Изнанка школьной жизни.


Портфель, который купила Никите мать, вначале понра­вился ему – такой он был новенький, блестящий, пахнувший галантерейным товаром. Понравился ему также и пенал; массивный, толстый, выточенный токарем из цельного куска дерева, расписанный в абстрактном стиле и покрытый мебельным лаком. Замечательно, что плотно пригнанная крышка его открывалась с глухим «чмоком». Полотняная же сумка для разрезной азбуки просто не имела себе равных,– так лов­ко и аккуратно нашиты были карманчики для отдельных букв. Хороша была также и перочистка из разноцветной лоскутной фланели с пуговкой посредине...

Но все эти сокровища мгновенно потускнели и преврати­лись в глиняные черепки под безжалостным взглядом могу­щественного духа «Как-У-Всех», который безраздельно ца­рил здесь, в школе.

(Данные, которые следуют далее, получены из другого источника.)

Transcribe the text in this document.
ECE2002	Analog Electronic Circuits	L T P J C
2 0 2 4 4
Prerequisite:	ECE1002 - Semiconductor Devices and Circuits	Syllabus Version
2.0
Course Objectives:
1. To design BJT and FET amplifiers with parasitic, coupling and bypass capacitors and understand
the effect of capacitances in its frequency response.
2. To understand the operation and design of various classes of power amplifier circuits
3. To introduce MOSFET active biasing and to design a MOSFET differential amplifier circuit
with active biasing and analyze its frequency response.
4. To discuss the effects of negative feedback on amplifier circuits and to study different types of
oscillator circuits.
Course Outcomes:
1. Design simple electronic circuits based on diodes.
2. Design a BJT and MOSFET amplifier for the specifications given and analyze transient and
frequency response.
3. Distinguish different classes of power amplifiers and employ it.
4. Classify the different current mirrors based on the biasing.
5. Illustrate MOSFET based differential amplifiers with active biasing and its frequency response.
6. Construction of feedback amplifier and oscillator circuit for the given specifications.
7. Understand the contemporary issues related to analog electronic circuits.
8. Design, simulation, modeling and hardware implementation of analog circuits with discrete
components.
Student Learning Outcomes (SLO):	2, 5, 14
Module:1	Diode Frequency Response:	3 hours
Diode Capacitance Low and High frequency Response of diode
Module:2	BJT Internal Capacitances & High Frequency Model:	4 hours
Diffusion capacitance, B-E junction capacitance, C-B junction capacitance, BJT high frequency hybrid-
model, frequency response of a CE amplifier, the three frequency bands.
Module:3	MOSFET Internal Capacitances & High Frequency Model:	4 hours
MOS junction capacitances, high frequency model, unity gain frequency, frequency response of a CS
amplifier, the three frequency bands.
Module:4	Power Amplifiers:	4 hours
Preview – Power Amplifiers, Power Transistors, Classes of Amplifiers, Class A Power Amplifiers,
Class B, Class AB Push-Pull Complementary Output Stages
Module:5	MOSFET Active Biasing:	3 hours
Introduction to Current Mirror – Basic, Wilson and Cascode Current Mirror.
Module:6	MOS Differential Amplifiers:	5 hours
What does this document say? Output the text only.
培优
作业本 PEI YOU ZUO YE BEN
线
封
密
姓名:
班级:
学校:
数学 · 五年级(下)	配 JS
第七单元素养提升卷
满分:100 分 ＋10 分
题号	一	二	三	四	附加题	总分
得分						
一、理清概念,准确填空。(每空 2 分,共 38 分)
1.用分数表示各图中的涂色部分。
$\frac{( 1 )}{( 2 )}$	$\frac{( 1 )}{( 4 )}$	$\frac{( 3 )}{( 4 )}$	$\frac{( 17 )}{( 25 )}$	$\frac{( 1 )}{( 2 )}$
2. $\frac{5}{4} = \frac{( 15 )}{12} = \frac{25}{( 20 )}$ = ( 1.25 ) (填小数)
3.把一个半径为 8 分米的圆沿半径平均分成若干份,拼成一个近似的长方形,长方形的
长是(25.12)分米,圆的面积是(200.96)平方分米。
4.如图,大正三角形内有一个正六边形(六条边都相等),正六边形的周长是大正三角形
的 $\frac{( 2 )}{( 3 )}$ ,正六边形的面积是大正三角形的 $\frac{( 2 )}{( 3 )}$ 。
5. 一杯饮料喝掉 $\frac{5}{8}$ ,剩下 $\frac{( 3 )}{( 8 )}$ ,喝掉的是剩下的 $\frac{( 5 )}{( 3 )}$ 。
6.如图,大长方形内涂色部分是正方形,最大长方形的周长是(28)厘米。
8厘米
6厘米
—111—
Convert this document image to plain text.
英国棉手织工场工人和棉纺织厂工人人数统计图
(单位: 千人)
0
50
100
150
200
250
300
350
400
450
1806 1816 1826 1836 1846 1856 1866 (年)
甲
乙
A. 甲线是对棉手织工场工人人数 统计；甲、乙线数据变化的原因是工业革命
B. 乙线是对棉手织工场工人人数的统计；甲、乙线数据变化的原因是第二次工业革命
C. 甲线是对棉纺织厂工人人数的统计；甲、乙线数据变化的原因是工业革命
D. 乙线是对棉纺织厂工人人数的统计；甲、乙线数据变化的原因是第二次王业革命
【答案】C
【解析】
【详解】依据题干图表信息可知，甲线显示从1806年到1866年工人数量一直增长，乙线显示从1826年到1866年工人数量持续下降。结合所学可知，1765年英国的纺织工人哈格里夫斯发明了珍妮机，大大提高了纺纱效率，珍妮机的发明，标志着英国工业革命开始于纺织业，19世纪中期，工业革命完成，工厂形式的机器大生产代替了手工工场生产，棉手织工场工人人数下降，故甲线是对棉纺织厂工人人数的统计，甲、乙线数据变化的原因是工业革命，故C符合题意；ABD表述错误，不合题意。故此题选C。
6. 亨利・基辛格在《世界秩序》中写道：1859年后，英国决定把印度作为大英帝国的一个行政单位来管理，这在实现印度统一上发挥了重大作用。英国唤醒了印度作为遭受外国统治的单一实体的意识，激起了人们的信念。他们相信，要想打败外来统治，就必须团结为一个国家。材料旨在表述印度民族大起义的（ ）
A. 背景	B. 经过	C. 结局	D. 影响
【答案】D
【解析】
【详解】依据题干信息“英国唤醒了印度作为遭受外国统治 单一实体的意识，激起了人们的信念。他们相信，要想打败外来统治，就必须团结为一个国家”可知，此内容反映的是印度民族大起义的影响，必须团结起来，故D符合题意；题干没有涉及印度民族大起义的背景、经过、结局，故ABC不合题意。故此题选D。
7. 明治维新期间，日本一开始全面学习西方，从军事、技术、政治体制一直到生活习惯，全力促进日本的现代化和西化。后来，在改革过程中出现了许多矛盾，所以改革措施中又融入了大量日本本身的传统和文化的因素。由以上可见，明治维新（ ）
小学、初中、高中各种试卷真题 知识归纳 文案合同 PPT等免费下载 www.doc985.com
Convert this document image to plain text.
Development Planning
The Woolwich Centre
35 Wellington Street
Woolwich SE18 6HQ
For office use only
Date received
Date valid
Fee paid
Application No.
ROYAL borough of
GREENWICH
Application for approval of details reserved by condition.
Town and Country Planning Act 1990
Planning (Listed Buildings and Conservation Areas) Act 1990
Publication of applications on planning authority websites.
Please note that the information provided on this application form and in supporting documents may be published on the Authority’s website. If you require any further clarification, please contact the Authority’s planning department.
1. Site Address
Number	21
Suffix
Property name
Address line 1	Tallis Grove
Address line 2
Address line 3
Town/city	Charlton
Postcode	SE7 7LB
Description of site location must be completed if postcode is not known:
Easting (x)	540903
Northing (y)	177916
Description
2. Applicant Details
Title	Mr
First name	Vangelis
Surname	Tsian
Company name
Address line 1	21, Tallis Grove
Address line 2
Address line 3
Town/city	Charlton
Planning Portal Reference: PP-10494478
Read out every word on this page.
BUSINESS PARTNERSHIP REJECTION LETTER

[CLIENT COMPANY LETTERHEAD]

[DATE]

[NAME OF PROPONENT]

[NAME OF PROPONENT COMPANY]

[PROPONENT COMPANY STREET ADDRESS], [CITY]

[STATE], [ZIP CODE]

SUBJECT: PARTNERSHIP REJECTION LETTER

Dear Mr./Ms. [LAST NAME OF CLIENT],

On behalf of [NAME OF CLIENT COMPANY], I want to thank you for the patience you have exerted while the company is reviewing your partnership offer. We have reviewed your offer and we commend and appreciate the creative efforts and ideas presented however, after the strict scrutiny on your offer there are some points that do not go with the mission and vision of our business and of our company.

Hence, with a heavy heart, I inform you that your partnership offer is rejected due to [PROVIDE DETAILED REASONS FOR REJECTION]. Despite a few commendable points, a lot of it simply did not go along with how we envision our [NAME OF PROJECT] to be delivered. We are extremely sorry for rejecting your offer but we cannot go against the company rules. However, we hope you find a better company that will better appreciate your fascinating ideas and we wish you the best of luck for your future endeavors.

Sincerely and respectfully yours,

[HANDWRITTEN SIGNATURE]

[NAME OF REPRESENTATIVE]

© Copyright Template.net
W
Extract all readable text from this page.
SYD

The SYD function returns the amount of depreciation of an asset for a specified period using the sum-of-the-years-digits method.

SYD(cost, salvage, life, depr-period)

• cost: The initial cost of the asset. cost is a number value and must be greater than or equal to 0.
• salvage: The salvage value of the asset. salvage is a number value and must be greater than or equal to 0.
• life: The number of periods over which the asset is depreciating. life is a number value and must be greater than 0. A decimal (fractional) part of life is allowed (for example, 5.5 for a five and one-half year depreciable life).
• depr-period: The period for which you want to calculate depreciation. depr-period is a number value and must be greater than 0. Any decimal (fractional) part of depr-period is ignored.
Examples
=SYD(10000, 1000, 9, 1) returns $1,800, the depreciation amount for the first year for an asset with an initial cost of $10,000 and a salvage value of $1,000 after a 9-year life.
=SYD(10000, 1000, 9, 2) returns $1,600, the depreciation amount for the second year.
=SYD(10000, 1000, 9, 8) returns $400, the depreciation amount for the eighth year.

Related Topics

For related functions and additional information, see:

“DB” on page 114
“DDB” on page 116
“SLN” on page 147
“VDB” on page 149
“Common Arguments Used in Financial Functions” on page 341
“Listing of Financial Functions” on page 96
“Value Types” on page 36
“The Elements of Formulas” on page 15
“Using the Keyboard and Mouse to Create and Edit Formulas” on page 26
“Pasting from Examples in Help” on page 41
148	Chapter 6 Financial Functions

Такого дурацкого портфеля из чёрной кирзы с пупырышками, окантованного жёлтой кожей, с накладными кармана­ми и с ремешками, как на сандалиях, вместо замков, не было больше ни у кого. Оказались, правда, в классе дети и вовсе без портфелей: они принесли свои буквари в холщовых сумках. В их числе была персиянка Лилишка, что жила напротив от дома Никиты, через дорогу, и у которой была куча братьев всех возрастов; горская еврейка Мина, также жившая на той стороне улицы, наискосок от дома Никиты; и подобные им. Но то была низшая каста! У большинст­ва же прилично одетых детей были красные клеёнчатые портфели с тремя отделениями и с блестящими металличе­скими замками, которые можно было даже закрывать на ключ! (По крайней мере, до тех пор пока ключи не потеря­лись.) Пеналы тоже были не такие, как у Никиты: они бы­ли не цилиндрическими, а гробо-образными. Собранные из отдельных дощечек, с выдвигающейся по пазам крышкой, внутри они были разгорожены на специальные отделения для ручки, ка­рандаша, резинки и перьев!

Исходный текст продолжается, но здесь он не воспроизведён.